Each race has certain class restrictions and roll different numbers of d6 per attribute. Humans are straight 3s down the board for the 8 stats. Other races can have anywhere from 2d6 to 5d6 for attributes depending on what they are. We did not roll and drop the lowest die, as that was for wimps in the 80s. As it was then, so it would be tonight!
Every single class is different from every other class. There is no generic fighter, but rather Mercenaries, Soldiers, Longbowmen, Assassins, Knights, Paladins (non-magical) Rogues and Rangers (also non-magical). Each fighting type fulfills a certain role, not only in the party, but for role playing purposes. Want to play that scruffy Dwarf who ran away from home at the tender age of 43 and joined up with a band of fighters for hire? The Mercenary is the perfect class for you. Palladins, on the other side, embody all that is classy and right in the whole might-makes-right thing – they live by codes, which offer no end of fun for role playing possibilities.

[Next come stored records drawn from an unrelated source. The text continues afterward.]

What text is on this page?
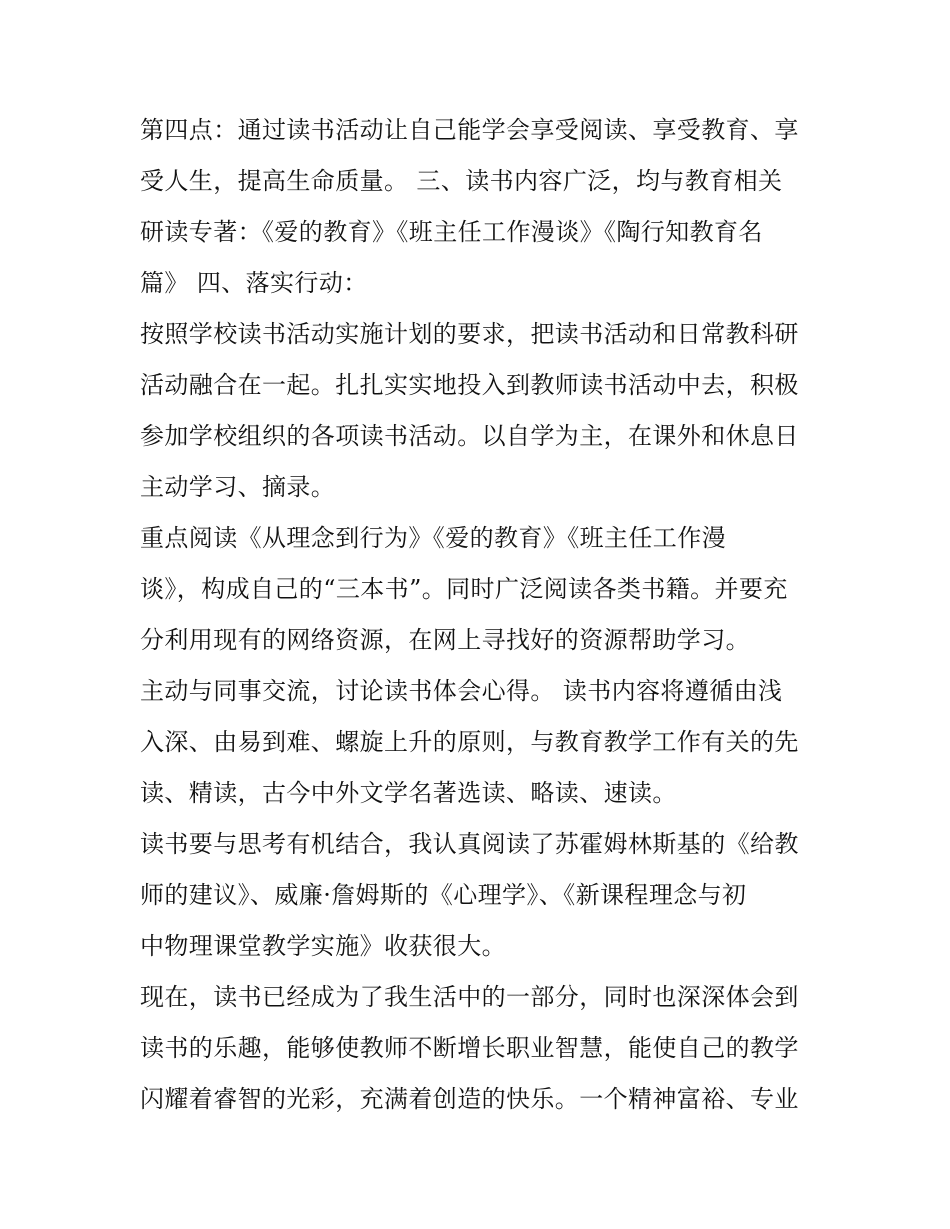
第四点：通过读书活动让自己能学会享受阅读、享受教育、享
受人生，提高生命质量。 三、读书内容广泛，均与教育相关
研读专著：《爱的教育》《班主任工作漫谈》《陶行知教育名
篇》 四、落实行动：
按照学校读书活动实施计划的要求，把读书活动和日常教科研
活动融合在一起。扎扎实实地投入到教师读书活动中去，积极
参加学校组织的各项读书活动。以自学为主，在课外和休息日
主动学习、摘录。
重点阅读《从理念到行为》《爱的教育》《班主任工作漫
谈》，构成自己的“三本书”。同时广泛阅读各类书籍。并要充
分利用现有的网络资源，在网上寻找好的资源帮助学习。
主动与同事交流，讨论读书体会心得。 读书内容将遵循由浅
入深、由易到难、螺旋上升的原则，与教育教学工作有关的先
读、精读，古今中外文学名著选读、略读、速读。
读书要与思考有机结合，我认真阅读了苏霍姆林斯基的《给教
师的建议》、威廉·詹姆斯的《心理学》、《新课程理念与初
中物理课堂教学实施》收获很大。
现在，读书已经成为了我生活中的一部分，同时也深深体会到
读书的乐趣，能够使教师不断增长职业智慧，能使自己的教学
闪耀着睿智的光彩，充满着创造的快乐。一个精神富裕、专业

Magical classes are just as interesting. Wizards at 1st level can cast 10th level spells, if they can find them. You start off knowing 6 basic spells and it’s up to you to find, coerce, purchase or steal the rest. Witches make pacts with demons and devils, Warlocks manipulate and summon the elements, Diabolists deal in runes and don’t cast spells, and Sorcerers summon evil creatures to do their bidding.
Priests connect with the gods for their powers, and can heal other starting at first level – but they cannot heal themselves. Healers are more doctors with some magical powers that assist them.

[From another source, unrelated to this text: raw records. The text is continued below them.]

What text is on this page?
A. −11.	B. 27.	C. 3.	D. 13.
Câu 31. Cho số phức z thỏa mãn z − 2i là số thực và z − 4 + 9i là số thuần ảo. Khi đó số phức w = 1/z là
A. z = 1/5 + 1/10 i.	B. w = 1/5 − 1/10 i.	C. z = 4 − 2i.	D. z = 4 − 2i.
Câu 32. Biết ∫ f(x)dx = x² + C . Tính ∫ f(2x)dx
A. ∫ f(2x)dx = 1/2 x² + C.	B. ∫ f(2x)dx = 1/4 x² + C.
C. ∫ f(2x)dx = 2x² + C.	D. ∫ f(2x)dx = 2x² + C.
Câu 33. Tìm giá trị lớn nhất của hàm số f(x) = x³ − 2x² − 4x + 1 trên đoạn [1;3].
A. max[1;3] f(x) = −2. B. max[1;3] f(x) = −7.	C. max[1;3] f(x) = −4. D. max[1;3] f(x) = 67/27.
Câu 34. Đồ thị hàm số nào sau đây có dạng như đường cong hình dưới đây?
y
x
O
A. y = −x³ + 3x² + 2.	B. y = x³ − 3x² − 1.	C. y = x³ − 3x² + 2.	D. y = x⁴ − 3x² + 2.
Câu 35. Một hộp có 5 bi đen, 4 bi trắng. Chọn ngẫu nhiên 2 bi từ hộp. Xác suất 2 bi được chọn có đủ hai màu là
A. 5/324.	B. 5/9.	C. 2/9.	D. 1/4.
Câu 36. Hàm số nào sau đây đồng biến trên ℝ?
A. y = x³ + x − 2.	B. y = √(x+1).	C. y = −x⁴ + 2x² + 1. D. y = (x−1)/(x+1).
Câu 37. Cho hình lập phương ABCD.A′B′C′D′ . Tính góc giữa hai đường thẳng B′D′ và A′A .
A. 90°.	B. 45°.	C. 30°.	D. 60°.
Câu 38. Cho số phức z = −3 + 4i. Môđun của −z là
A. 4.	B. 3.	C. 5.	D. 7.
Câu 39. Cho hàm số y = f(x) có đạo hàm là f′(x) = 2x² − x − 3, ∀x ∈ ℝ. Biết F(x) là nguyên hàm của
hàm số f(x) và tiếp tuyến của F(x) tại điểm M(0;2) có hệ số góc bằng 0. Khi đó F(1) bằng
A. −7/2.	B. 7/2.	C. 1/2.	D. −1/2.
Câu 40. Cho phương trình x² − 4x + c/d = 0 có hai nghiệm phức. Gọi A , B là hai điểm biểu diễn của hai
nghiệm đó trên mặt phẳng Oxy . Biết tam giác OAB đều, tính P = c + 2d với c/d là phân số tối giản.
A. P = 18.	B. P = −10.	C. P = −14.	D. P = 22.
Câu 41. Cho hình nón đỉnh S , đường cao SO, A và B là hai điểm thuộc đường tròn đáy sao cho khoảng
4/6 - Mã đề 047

In all, it’s an amazing concept for a high fantasy RPG and the night went very well, even though we mostly created our characters and had just two combats.

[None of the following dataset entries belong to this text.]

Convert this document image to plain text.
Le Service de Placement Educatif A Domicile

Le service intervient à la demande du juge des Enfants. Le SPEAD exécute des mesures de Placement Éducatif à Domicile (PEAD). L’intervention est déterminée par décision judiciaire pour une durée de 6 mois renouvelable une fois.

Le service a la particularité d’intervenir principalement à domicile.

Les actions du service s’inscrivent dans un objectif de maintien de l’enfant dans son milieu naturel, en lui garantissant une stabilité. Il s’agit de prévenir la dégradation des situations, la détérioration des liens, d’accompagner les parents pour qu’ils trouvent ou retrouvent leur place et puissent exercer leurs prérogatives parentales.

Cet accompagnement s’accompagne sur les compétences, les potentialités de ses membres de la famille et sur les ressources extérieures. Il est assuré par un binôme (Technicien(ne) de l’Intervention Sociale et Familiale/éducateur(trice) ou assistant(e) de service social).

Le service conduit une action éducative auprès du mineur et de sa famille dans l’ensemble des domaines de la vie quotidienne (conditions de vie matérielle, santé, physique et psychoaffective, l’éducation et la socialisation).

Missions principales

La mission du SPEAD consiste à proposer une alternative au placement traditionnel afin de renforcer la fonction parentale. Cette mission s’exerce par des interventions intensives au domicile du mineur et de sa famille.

Our party consists of (all 1st level)
Elf Wizard: Hamash Snozzle (me)
Elf Assassin: Heretofor Unknamed (me)
Kobold Mind Mage: I forget what his name is (Dan)
Human Warlock: Missy (Wife)
Cavtroop (our technical Vizier) is GMing.
It was a fantastic night of actual role playing. No minis, not really any maps necessary. Combat was a breeze (think 15 minutes to complete a combat with 3 enemies and our four characters). And I had the chance to actually role play more than I have in many modern, rules heavy settings.
My Wizard had to leave his college of magic rather hastily after an ill-advised tryst with the headmaster’s daughter. Fleeing with my robes and my six basic spells, I hooked up with the rest of the party and I’m reluctantly adventuring to make ends meet. He is intelligent but lazy, a miser and a coward to boot. I haven’t laughed this much at a game night in years.
My Assassin wasn’t actually in this session – we needed a fourth player, who could act as a bit of muscle, and so he was rolled up at the end of the night.
Do we house rule? Oh hell yes. The first thing we did was establish a system to do perception rolls (average IQ + ME scores, add bonus to 10% skill which increases at 8%/level for those who care). Whenever we encounter a rule that doesn’t make sense, or just may not be there, we add another house rule to the list. So far – working great!
We may get together again this weekend. If that’s the case, I hope to record our next session (which will feature a lot more play and a lot less character creation, eating dinner and managing a small gang of children). Anyone know of any good Android apps for the Droid that turn it into a decent voice recorder?